La présence d'armes de guerre belges dans des zones de conflit

arme à feu et munitions
commerce des armes
Mali
Niger
Libye

Chronologie

7/12/2012Envoi question
26/3/2013Rappel
15/4/2013Réponse

Requalification de : demande d'explications 5-2605

Question n° 5-7486 du 7 décembre 2012 : (Question posée en néerlandais)

Je fais référence à mes précédentes questions écrites (n° 5-6873, 5-6132) et à ma question orale n° 5-464. Je fais également référence à la note S/2012/163 du 20 mars 2012 du président du Conseil de Sécurité des Nations Unies. Cette dernière est on ne peut plus claire. Les armes que divers pays dont le nôtre ont livrées à la Libye se répandent comme une tache d'huile dans toute la région et elles y sèment la mort et la désolation. Elles concourent directement à l'instabilité au Niger et elles ont contribué aux terribles situations actuelles au Mali. Lisez par exemple le passage suivant de la note officielle précitée de l'ONU: « Le Groupe estime que la prolifération des armes en provenance de la Libye exacerbe une situation déjà précaire en ce qui concerne la sécurité dans certaines parties de la région et qu’il est donc fondamental de surveiller et d’appliquer l’embargo sur les armes. »

Cela devient toutefois plus gênant encore pour notre pays en particulier. Le rapport fait officiellement mention d'un incident grave au Niger lors de combats à Arlit entre des troupes gouvernementales et un « convoi armé » qui était en route pour le Mali (p. 28 du rapport). On est tombé à cette occasion sur tout un arsenal d'armes dont neuf fusils automatiques légers (FAL) belges de la FN.

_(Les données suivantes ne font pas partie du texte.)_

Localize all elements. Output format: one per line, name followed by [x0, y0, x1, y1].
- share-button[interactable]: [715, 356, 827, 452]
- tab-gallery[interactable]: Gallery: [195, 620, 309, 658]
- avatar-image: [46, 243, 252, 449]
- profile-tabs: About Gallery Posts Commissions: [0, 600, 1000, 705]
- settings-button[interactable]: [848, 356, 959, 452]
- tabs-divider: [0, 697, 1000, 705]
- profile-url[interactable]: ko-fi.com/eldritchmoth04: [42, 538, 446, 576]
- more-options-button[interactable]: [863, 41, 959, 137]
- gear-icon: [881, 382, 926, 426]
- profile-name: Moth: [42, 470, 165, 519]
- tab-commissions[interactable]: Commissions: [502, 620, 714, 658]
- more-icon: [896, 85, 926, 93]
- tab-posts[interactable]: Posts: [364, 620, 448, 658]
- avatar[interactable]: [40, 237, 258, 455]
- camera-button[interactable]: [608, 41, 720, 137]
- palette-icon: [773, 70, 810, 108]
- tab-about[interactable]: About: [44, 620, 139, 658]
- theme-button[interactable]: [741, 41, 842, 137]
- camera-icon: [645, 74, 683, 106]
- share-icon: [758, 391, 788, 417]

Il s'agit en quelque sorte de la preuve probante qui confirme que nos armes contribuent à la grande instabilité dans divers pays du nord et du centre de l'Afrique. Vous avez en effet indiqué à plusieurs reprises que nous ne disposiez jusqu'à présent d'aucune preuve de la présence dans le conflit au Mali d'armes belges provenant de Libye. Aujourd'hui, je vous les fournis sur un plateau. En réponse à une précédente question écrite, vous indiquiez que les archives du SPF Économie ne couvrent pas les années 1980.

Je voudrais vous adresser les questions suivantes, monsieur le ministre.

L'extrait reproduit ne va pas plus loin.